Interiorizar as dúvidas dos outros
Gerhardt descobriu que alguns trabalhadores mais jovens parecem ter dúvidas sobre as suas capacidades: “Será que tenho experiência suficiente? Sou demasiado jovem para ser levado a sério no trabalho?” O'Neill compreende os desafios que partilha com algumas pessoas da sua geração: “Quando falo sobre os meus objectivos de vida, quer se trate da minha carreira, finanças ou desenvolvimento pessoal, ouço frequentemente comentários como: ‘Ainda és muito jovem, não precisas de te preocupar com isso’. Parece que as minhas prioridades estão a ser ignoradas só porque não estou na idade 'apropriada' para ter essas preocupações."
É claro que, por vezes, os estereótipos têm pelo menos uma ponta de verdade. Na pesquisa para esta coluna, lembrei-me de um caso em que o cirurgião experiente que eu tinha escolhido para uma operação complicada me perguntou se um médico interno mais jovem poderia fazer a cirurgia.
Embora o médico interno não tivesse muita experiência, tinha frequentado uma faculdade de medicina muito conceituada e feito o seu estágio no Duke University Medical Center. Inicialmente, recusei o pedido devido à sua idade — 30 e poucos anos — mas fui persuadido a mudar de ideias e o médico mais novo efectuou a cirurgia. Estaria eu a ser culpado de idadismo ou a procurar, justificadamente, um médico com mais experiência?
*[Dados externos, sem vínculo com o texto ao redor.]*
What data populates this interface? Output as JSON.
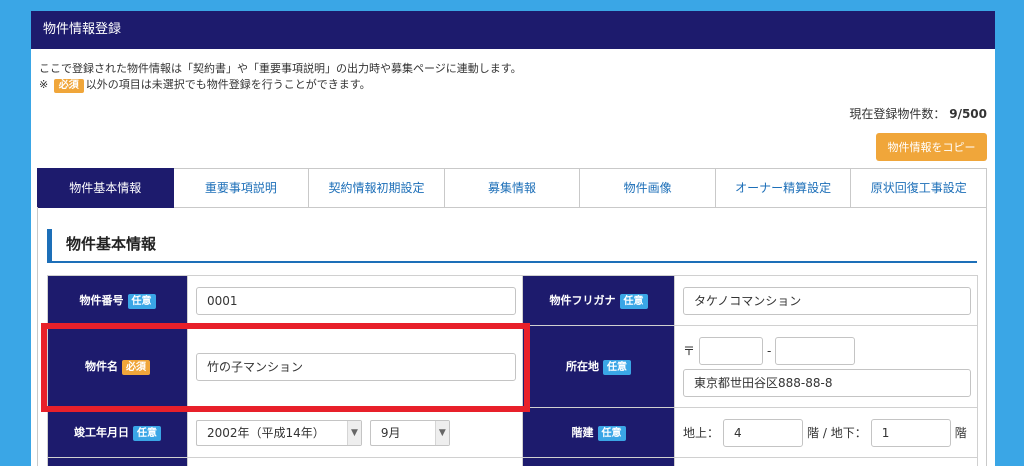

Penso que não vou ser criticado porque não considerei o jovem cirurgião preguiçoso, narcisista ou convencido — apenas menos experiente do que eu queria. E tinha razão, porque não me retirou uma margem cirúrgica suficiente e tive de repetir a operação algumas semanas depois, desta vez com o cirurgião mais velho e mais experiente que tinha escolhido inicialmente. Tenho uma cicatriz de três centímetros no meu antebraço direito para me lembrar dessa lição.
Da próxima vez que surgir uma situação destas, vou tentar lembrar-me de que o que importa é a experiência e não a idade. Afinal de contas, um médico mais jovem terá recebido formação recente e poderá estar mais a par das últimas investigações e técnicas. Vou fazer mais perguntas.